How schema is implemented

Schema markup is typically added in one of two ways:

  • JSON-LD: A block of structured data embedded in the HTML of the page, usually in the head or body section. This is Google's recommended approach and the one we use for every site we build.
  • Microdata: Attributes added directly to your HTML elements. Less common now, and more complex to maintain.

JSON-LD is cleaner and easier to manage because it is separate from your HTML content. You can update your business information in one place without touching the page structure.

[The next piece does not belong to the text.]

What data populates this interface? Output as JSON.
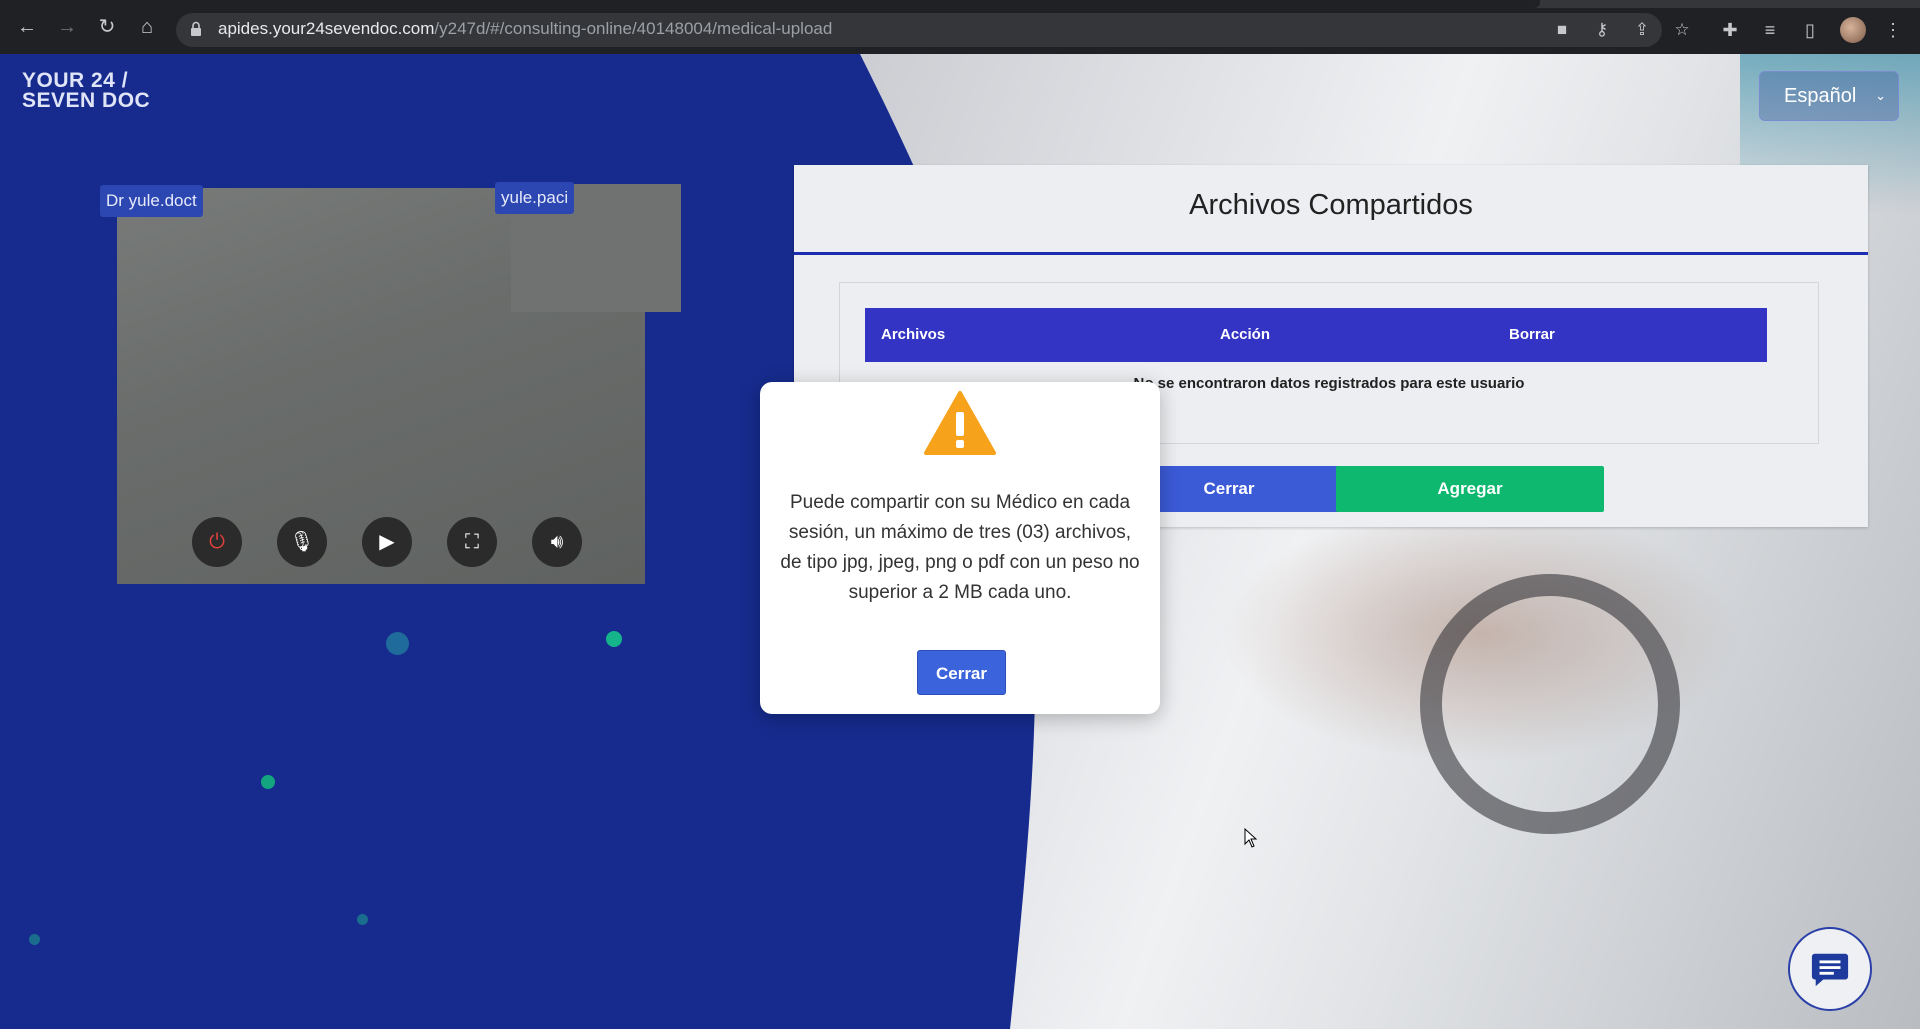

Common schema mistakes to avoid

  • Incorrect business category: Using a generic category like "Store" when a specific one like "WebDesigner" exists.
  • Inconsistent NAP data: Your name, address and phone in schema must exactly match what appears on the page and in your Google Business Profile.
  • Marking up content that is not visible: Google's guidelines require that schema data matches visible page content. Do not mark up information that users cannot see.
  • Missing required fields: Each schema type has required properties. Missing them reduces the likelihood of rich results being shown.
  • Never updating schema: Schema data can become outdated. Review it whenever your business information changes.

Testing your schema

Google provides two tools for checking your implementation:

  • Rich Results Test (search.google.com/test/rich-results): Tests a URL or code snippet and shows which rich results are eligible based on your schema.
  • Schema Markup Validator (validator.schema.org): Validates your schema against the Schema.org specification and highlights errors.

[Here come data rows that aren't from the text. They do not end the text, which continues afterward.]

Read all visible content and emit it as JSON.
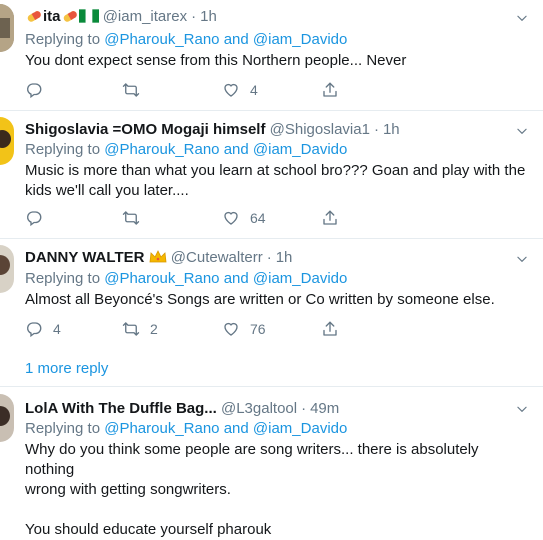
{
  "colors": {
    "link": "#1b95e0",
    "muted": "#657786",
    "text": "#14171a",
    "divider": "#e6ecf0"
  },
  "tweets": [
    {
      "name": "ita",
      "handle": "@iam_itarex",
      "time": "1h",
      "replying_prefix": "Replying to",
      "replying_user1": "@Pharouk_Rano",
      "replying_and": "and",
      "replying_user2": "@iam_Davido",
      "text": "You dont expect sense from this Northern people...  Never",
      "replies": "",
      "retweets": "",
      "likes": "4"
    },
    {
      "name": "Shigoslavia =OMO Mogaji himself",
      "handle": "@Shigoslavia1",
      "time": "1h",
      "replying_prefix": "Replying to",
      "replying_user1": "@Pharouk_Rano",
      "replying_and": "and",
      "replying_user2": "@iam_Davido",
      "text_line1": "Music is more than what you learn at school bro??? Goan and play with the",
      "text_line2": "kids we'll call you later....",
      "replies": "",
      "retweets": "",
      "likes": "64"
    },
    {
      "name": "DANNY WALTER",
      "handle": "@Cutewalterr",
      "time": "1h",
      "replying_prefix": "Replying to",
      "replying_user1": "@Pharouk_Rano",
      "replying_and": "and",
      "replying_user2": "@iam_Davido",
      "text": "Almost all Beyoncé's Songs are written or Co written by someone else.",
      "replies": "4",
      "retweets": "2",
      "likes": "76"
    },
    {
      "name": "LolA With The Duffle Bag...",
      "handle": "@L3galtool",
      "time": "49m",
      "replying_prefix": "Replying to",
      "replying_user1": "@Pharouk_Rano",
      "replying_and": "and",
      "replying_user2": "@iam_Davido",
      "text_line1": "Why do you think some people are song writers... there is absolutely nothing",
      "text_line2": "wrong with getting songwriters.",
      "text_line3": "You should educate yourself pharouk"
    }
  ],
  "more_reply": "1 more reply",
  "icons": [
    "pill-icon",
    "nigeria-flag-icon",
    "crown-icon",
    "reply-icon",
    "retweet-icon",
    "like-icon",
    "share-icon",
    "chevron-down-icon"
  ]
}
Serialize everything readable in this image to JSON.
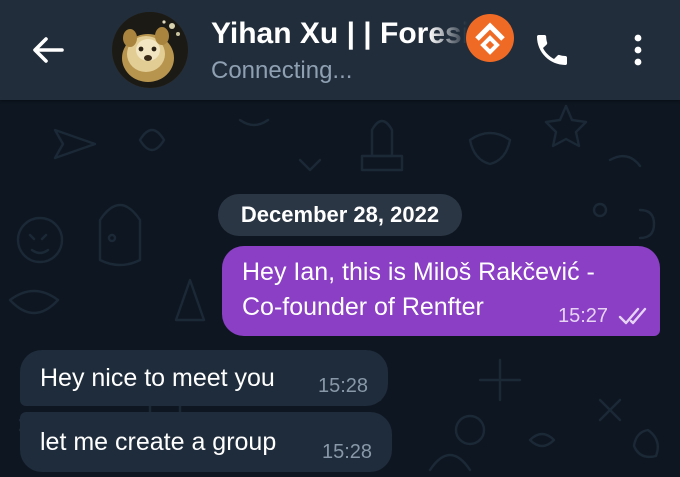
{
  "header": {
    "title": "Yihan Xu | | Foresi",
    "status": "Connecting..."
  },
  "chat": {
    "date_separator": "December 28, 2022",
    "messages": [
      {
        "direction": "outgoing",
        "lines": [
          "Hey Ian, this is Miloš Rakčević -",
          "Co-founder of Renfter"
        ],
        "time": "15:27",
        "status": "read"
      },
      {
        "direction": "incoming",
        "text": "Hey nice to meet you",
        "time": "15:28"
      },
      {
        "direction": "incoming",
        "text": "let me create a group",
        "time": "15:28"
      }
    ]
  },
  "colors": {
    "header_bg": "#212d3b",
    "chat_bg": "#0e1621",
    "outgoing_bubble": "#8a3fc4",
    "incoming_bubble": "#1f2c3b",
    "brand_badge": "#ef6a25"
  }
}
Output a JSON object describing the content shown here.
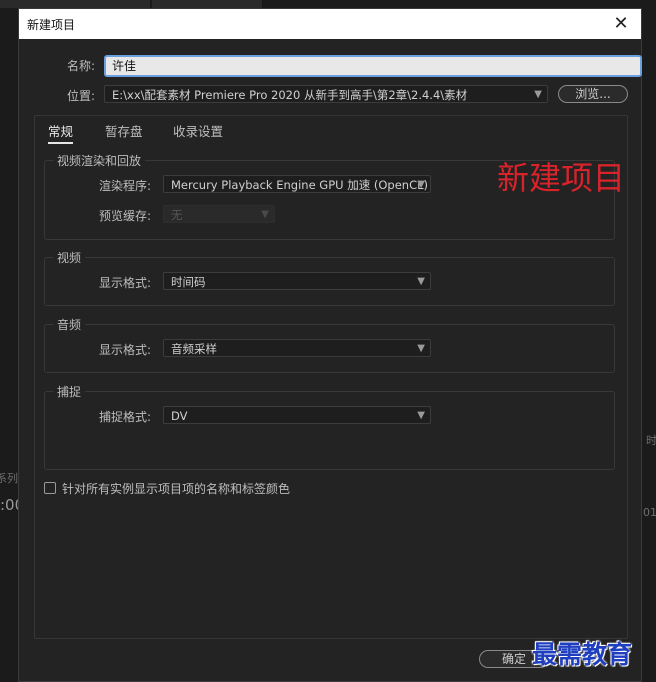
{
  "background": {
    "left_label": "系列",
    "left_time": ":00",
    "right_label": "时",
    "right_time": "01:"
  },
  "dialog": {
    "title": "新建项目",
    "close_glyph": "✕",
    "name_label": "名称:",
    "name_value": "许佳",
    "location_label": "位置:",
    "location_value": "E:\\xx\\配套素材 Premiere Pro 2020 从新手到高手\\第2章\\2.4.4\\素材",
    "browse_label": "浏览..."
  },
  "tabs": [
    {
      "label": "常规",
      "active": true
    },
    {
      "label": "暂存盘",
      "active": false
    },
    {
      "label": "收录设置",
      "active": false
    }
  ],
  "groups": {
    "render": {
      "title": "视频渲染和回放",
      "renderer_label": "渲染程序:",
      "renderer_value": "Mercury Playback Engine GPU 加速 (OpenCL)",
      "preview_cache_label": "预览缓存:",
      "preview_cache_value": "无"
    },
    "video": {
      "title": "视频",
      "display_format_label": "显示格式:",
      "display_format_value": "时间码"
    },
    "audio": {
      "title": "音频",
      "display_format_label": "显示格式:",
      "display_format_value": "音频采样"
    },
    "capture": {
      "title": "捕捉",
      "capture_format_label": "捕捉格式:",
      "capture_format_value": "DV"
    }
  },
  "checkbox_label": "针对所有实例显示项目项的名称和标签颜色",
  "ok_label": "确定",
  "overlay_title": "新建项目",
  "watermark": "最需教育",
  "colors": {
    "dialog_bg": "#232323",
    "overlay_red": "#d9232b",
    "watermark_blue": "#1f3fbf",
    "focus_blue": "#6aa0e0"
  }
}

Run both tests after implementing schema and fix any errors or warnings before treating the implementation as complete.

The opportunity most businesses miss

Surveys of small business websites consistently show that fewer than 30% have any structured data implemented, and a much smaller percentage have it implemented correctly. For businesses that do invest in schema markup, the improvement in search visibility is often one of the fastest and most measurable SEO wins available.

If your website was built without schema, this is one of the first things worth adding — ideally alongside a review of your technical SEO fundamentals.